SIMAGES 2014.1 – Interview with Alex Synan

Alex Synan: First-Time NASAGA Attendee

By Brent Darnell

Alex Synan of Baker City, Oregon, represents the e-Learning age to come.  After attending public high school through his senior year, Synan switched to Eagle Cap Innovative High School, an online school, to complete his senior year.  There he was also able to take college-level courses and complete a General Associates Degree.  Currently he is looking for work that will include his passions for writing, music, and the study of languages and human interactions.  He attended his first NASAGA Conference in Sarasota where he enjoyed the exchange of ideas as well as the people he met. 

Brent Darnell, also a first-time NASAGA attendee, is a leading authority on emotional intelligence and a pioneer of its use in the construction industry. He is the author of “People Profit Connection, How Emotional Intelligence Can Maximize People Skills and Maximize Your Profits.”   He talked with Alex about his experience at the conference.

Brent Darnell for SIMAGES:  What prompted you to attend your first NASAGA conference?

Alex Synan:  I wanted to go to NASAGA when a friend told me the main purpose of NASAGA is gaming.  I wasn’t sure what this entailed and wanted to go to see what happened at the conference.

Darnell:  What did you hope to learn at the conference?

Synan:  Before coming I had hoped to learn what simulations could be created within games and how they could be created.

Darnell:  What was the biggest surprise for you at the conference?

Synan:  My biggest surprise about NASAGA was how the games played at the conference could have a simple design but also be very fun, challenging, and help educate in a very hands-on way. A good example of a game that had this effect on me was the game Star Power.

Darnell:  What sessions or events really stood out for you (other than Star Power)?

Synan:  Another event that stood out for me was Bafa Bafa by Gary Shirts, the same man who created Star Power. This game involved separating players into two groups and forming a culture for each group.  Then the two cultures would interact. This game was very enlightening because it showed me how differently people can act and communicate but how people can also have very similar values across different cultures.

I also enjoyed the Expo held at NASAGA. I was able to look at all the different gaming ideas other people had created and had for sale. I really enjoyed this because, since I couldn’t go to all the events, at least I was able to see all the products available to buy.

Darnell:  You participated in the GeoPubCrawl. What did you do and what was that like?

Synan:  The GeoPubCrawl was an event where teams were tasked to find places that were hinted at in messages we received via an app on smart phones. To gain points, we would take pictures of situations we were told to do and to complete these tasks before other teams.  As one example, our team had to send a picture of the team drinking water out of a fountain or pretending to play a guitar next to an actual band. I think it was a great way to get out of the conference hotel and see some of the city of Sarasota.
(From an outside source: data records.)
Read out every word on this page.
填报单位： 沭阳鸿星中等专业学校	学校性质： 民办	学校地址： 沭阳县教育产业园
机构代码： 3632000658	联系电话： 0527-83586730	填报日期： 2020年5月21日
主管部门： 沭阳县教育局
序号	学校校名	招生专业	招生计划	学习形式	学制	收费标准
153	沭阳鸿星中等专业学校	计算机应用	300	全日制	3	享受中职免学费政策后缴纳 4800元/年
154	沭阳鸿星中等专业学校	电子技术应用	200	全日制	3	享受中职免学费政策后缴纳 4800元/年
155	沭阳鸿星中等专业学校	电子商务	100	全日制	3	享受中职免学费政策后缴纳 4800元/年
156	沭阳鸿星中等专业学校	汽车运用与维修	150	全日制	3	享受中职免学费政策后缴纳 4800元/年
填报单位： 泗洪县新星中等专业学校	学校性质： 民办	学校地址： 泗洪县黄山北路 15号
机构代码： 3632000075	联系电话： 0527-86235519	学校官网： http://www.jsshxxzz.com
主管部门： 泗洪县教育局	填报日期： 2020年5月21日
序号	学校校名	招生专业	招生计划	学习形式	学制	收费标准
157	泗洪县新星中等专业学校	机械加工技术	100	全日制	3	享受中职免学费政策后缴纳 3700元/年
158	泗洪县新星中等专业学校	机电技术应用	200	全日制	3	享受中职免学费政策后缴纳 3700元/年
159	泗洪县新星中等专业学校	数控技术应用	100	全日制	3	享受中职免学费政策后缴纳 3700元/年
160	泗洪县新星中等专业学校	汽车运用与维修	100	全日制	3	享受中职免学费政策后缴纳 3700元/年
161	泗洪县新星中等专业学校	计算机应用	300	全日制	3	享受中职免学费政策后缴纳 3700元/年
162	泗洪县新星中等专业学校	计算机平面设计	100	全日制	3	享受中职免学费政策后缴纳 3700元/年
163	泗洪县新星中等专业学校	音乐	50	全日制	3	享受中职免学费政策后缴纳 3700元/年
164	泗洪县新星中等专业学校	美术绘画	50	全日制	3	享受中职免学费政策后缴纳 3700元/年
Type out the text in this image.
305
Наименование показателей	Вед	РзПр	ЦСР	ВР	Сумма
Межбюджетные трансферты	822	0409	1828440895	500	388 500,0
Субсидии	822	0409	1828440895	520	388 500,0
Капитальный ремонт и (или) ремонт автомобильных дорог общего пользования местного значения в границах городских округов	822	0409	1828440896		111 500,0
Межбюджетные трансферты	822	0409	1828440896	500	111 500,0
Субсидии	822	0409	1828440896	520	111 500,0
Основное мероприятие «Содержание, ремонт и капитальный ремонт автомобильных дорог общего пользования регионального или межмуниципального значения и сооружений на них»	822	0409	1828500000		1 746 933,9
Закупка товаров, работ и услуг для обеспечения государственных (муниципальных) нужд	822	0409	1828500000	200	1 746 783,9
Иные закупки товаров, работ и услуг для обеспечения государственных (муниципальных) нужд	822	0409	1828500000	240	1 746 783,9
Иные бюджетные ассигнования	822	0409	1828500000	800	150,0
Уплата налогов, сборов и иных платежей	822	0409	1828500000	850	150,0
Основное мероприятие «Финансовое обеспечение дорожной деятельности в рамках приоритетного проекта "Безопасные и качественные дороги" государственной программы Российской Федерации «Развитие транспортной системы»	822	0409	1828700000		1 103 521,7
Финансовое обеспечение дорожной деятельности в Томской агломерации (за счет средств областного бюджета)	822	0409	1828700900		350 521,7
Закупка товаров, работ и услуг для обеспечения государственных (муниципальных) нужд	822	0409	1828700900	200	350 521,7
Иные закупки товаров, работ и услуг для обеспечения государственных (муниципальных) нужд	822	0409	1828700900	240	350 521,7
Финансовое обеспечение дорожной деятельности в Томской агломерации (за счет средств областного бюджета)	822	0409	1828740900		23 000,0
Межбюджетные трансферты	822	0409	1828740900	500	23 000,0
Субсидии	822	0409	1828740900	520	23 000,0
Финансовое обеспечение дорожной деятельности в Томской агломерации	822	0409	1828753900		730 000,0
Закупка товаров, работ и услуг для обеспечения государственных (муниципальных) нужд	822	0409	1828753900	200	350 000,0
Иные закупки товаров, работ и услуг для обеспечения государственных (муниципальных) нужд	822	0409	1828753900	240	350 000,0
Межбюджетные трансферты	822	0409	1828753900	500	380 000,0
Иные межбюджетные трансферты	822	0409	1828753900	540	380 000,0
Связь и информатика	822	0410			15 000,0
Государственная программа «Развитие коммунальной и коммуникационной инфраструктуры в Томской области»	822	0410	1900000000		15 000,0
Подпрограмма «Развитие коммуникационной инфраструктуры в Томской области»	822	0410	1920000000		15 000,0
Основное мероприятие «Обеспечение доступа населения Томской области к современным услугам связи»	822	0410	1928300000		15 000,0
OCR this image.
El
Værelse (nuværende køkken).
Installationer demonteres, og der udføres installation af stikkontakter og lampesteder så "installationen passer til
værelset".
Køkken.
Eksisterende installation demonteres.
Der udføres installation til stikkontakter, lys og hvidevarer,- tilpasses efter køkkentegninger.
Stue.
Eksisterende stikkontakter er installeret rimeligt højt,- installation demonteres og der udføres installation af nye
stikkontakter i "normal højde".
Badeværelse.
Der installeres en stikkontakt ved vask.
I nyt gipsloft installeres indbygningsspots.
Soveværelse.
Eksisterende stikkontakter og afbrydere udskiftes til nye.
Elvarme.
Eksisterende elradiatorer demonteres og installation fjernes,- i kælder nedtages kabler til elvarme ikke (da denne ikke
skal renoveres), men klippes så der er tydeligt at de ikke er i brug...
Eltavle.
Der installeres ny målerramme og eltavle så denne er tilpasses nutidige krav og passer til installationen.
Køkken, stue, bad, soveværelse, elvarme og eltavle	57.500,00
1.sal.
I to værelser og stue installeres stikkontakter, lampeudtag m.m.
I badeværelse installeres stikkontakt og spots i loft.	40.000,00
Darnell:  How would you improve the conference?

Synan:  The biggest problem I found with NASAGA is that I couldn’t go too all the events – there were just too many to choose from!
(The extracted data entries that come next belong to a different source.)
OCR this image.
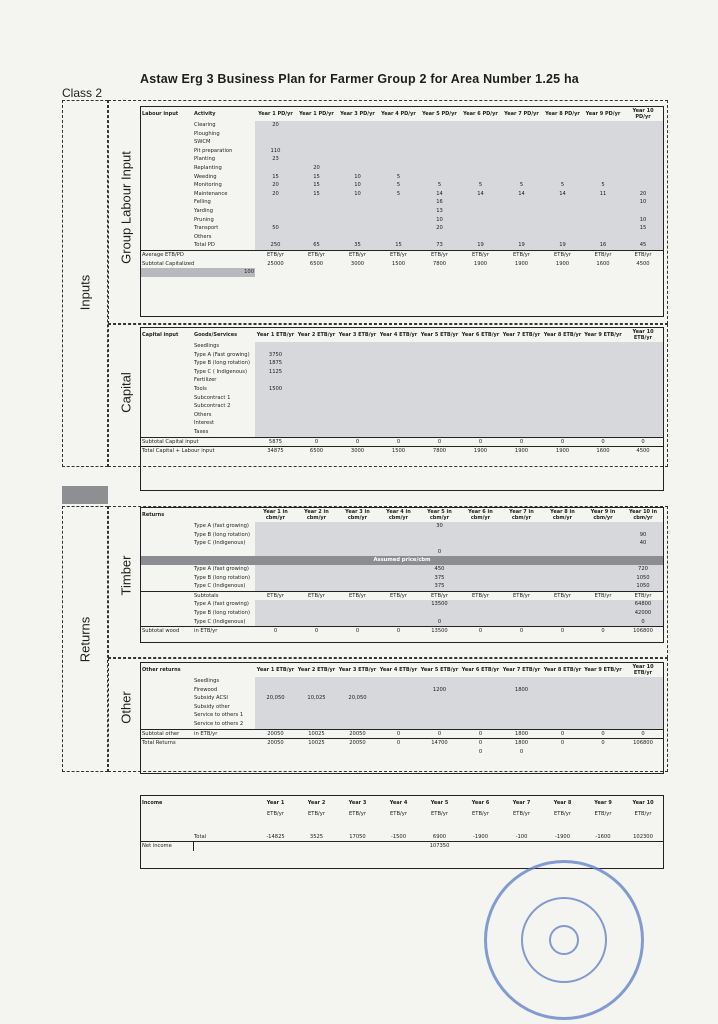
Astaw Erg 3 Business Plan for Farmer Group 2 for Area Number 1.25 ha
Class 2
Inputs
Group Labour Input
Capital
Returns
Timber
Other
Labour input	Activity	Year 1 PD/yr	Year 1 PD/yr	Year 3 PD/yr	Year 4 PD/yr	Year 5 PD/yr	Year 6 PD/yr	Year 7 PD/yr	Year 8 PD/yr	Year 9 PD/yr	Year 10 PD/yr
	Clearing	20									
	Ploughing										
	SWCM										
	Pit preparation	110									
	Planting	23									
	Replanting		20								
	Weeding	15	15	10	5						
	Monitoring	20	15	10	5	5	5	5	5	5	
	Maintenance	20	15	10	5	14	14	14	14	11	20
	Felling					16					10
	Yarding					13					
	Pruning					10					10
	Transport	50				20					15
	Others										
	Total PD	250	65	35	15	73	19	19	19	16	45
Average ETB/PD		ETB/yr	ETB/yr	ETB/yr	ETB/yr	ETB/yr	ETB/yr	ETB/yr	ETB/yr	ETB/yr	ETB/yr
Subtotal Capitalized		25000	6500	3000	1500	7800	1900	1900	1900	1600	4500
100											
Capital input	Goods/Services	Year 1 ETB/yr	Year 2 ETB/yr	Year 3 ETB/yr	Year 4 ETB/yr	Year 5 ETB/yr	Year 6 ETB/yr	Year 7 ETB/yr	Year 8 ETB/yr	Year 9 ETB/yr	Year 10 ETB/yr
	Seedlings										
	Type A (Fast growing)	3750									
	Type B (long rotation)	1875									
	Type C ( Indigenous)	1125									
	Fertilizer										
	Tools	1500									
	Subcontract 1										
	Subcontract 2										
	Others										
	Interest										
	Taxes										
Subtotal Capital input		5875	0	0	0	0	0	0	0	0	0
Total Capital + Labour input		34875	6500	3000	1500	7800	1900	1900	1900	1600	4500
Returns		Year 1 in cbm/yr	Year 2 in cbm/yr	Year 3 in cbm/yr	Year 4 in cbm/yr	Year 5 in cbm/yr	Year 6 in cbm/yr	Year 7 in cbm/yr	Year 8 in cbm/yr	Year 9 in cbm/yr	Year 10 in cbm/yr
	Type A (fast growing)					30					
	Type B (long rotation)										90
	Type C (Indigenous)										40
						0					
Assumed price/cbm											
	Type A (fast growing)					450					720
	Type B (long rotation)					375					1050
	Type C (Indigenous)					375					1050
	Subtotals	ETB/yr	ETB/yr	ETB/yr	ETB/yr	ETB/yr	ETB/yr	ETB/yr	ETB/yr	ETB/yr	ETB/yr
	Type A (fast growing)					13500					64800
	Type B (long rotation)										42000
	Type C (Indigenous)					0					0
Subtotal wood	in ETB/yr	0	0	0	0	13500	0	0	0	0	106800
Other returns		Year 1 ETB/yr	Year 2 ETB/yr	Year 3 ETB/yr	Year 4 ETB/yr	Year 5 ETB/yr	Year 6 ETB/yr	Year 7 ETB/yr	Year 8 ETB/yr	Year 9 ETB/yr	Year 10 ETB/yr
	Seedlings										
	Firewood					1200		1800			
	Subsidy ACSI	20,050	10,025	20,050							
	Subsidy other										
	Service to others 1										
	Service to others 2										
Subtotal other	in ETB/yr	20050	10025	20050	0	0	0	1800	0	0	0
Total Returns		20050	10025	20050	0	14700	0	1800	0	0	106800
							0	0			
Income		Year 1	Year 2	Year 3	Year 4	Year 5	Year 6	Year 7	Year 8	Year 9	Year 10
		ETB/yr	ETB/yr	ETB/yr	ETB/yr	ETB/yr	ETB/yr	ETB/yr	ETB/yr	ETB/yr	ETB/yr

	Total	-14825	3525	17050	-1500	6900	-1900	-100	-1900	-1600	102300
Net income						107350					
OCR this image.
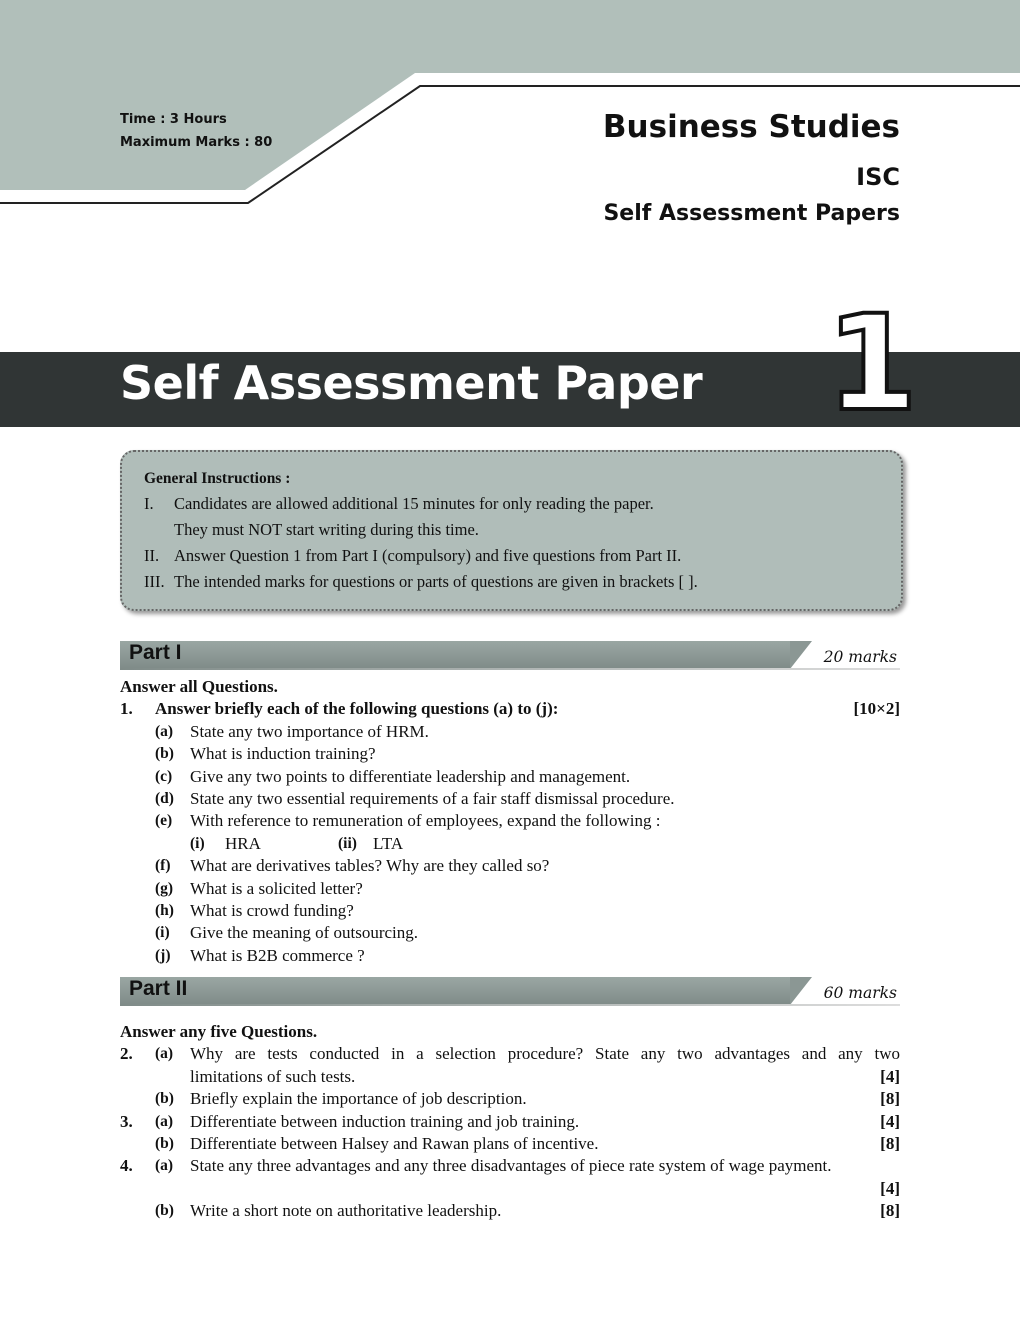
Time : 3 Hours
Maximum Marks : 80	Business Studies
ISC
Self Assessment Papers
Self Assessment Paper 1
General Instructions :
I.	Candidates are allowed additional 15 minutes for only reading the paper.
They must NOT start writing during this time.
II. Answer Question 1 from Part I (compulsory) and five questions from Part II.
III. The intended marks for questions or parts of questions are given in brackets [ ].
Part I	20 marks
Answer all Questions.
1.	Answer briefly each of the following questions (a) to (j):	[10×2]
(a) State any two importance of HRM.
(b) What is induction training?
(c)	Give any two points to differentiate leadership and management.
(d) State any two essential requirements of a fair staff dismissal procedure.
(e)	With reference to remuneration of employees, expand the following :
(i)	HRA	(ii) LTA
(f)	What are derivatives tables? Why are they called so?
(g) What is a solicited letter?
(h) What is crowd funding?
(i)	Give the meaning of outsourcing.
(j)	What is B2B commerce ?
Part II	60 marks
Answer any five Questions.
2.	(a) Why are tests conducted in a selection procedure? State any two advantages and any two
limitations of such tests.	[4]
(b) Briefly explain the importance of job description.	[8]
3.	(a) Differentiate between induction training and job training.	[4]
(b) Differentiate between Halsey and Rawan plans of incentive.	[8]
4.	(a) State any three advantages and any three disadvantages of piece rate system of wage payment.
[4]
(b) Write a short note on authoritative leadership.	[8]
Darnell:  What advice would you give to someone attending their first NASAGA conference?

Synan:  I recommend to a first timer at NASAGA to be yourself, trying to communicate what you want others to hear without trying to fit in.  Just follow what others do. While I was at NASAGA, everyone I talked  to was nice and willing to talk and share ideas – a very open and welcoming group. It would be a shame not to show everyone who you really are. Also try things out of your comfort zone to expand your base of interests and knowledge.

Darnell:  What games do you typically like to play and how has your experience at NASAGA changed the way you play them?

Synan:  I typically play videogames and occasionally board games.  For both of these, being at NASAGA has given me more respect for the people who made these games.  Also, now I want to tweak and alter my game experiences in a way I think is more fun or interesting. It makes me want to add a teaching aspect to the games I play.  I will either add these elements myself or look more closely for them in a game I might have overlooked.

Darnell:  How have you applied your learning from the conference?

Synan:  I have taken away from NASAGA the desire to always innovate or tweak a game I play be it a board, card, or video game. It also made me look at games in a different way.  I am now more likely to try and find an educational purpose in games.

Darnell:  Are there any people you met whom you’ve been able to stay in touch with?

Synan:  I’ve kept in contact with quite a few people from NASAGA and I’m glad I did because the people I met at NASAGA were both very nice and also doing interesting things with their lives – not something I always can find in people.  I would advise anyone going to any conference to keep connected to people they meet and like.  I found it a great experience and was glad to share with people I met.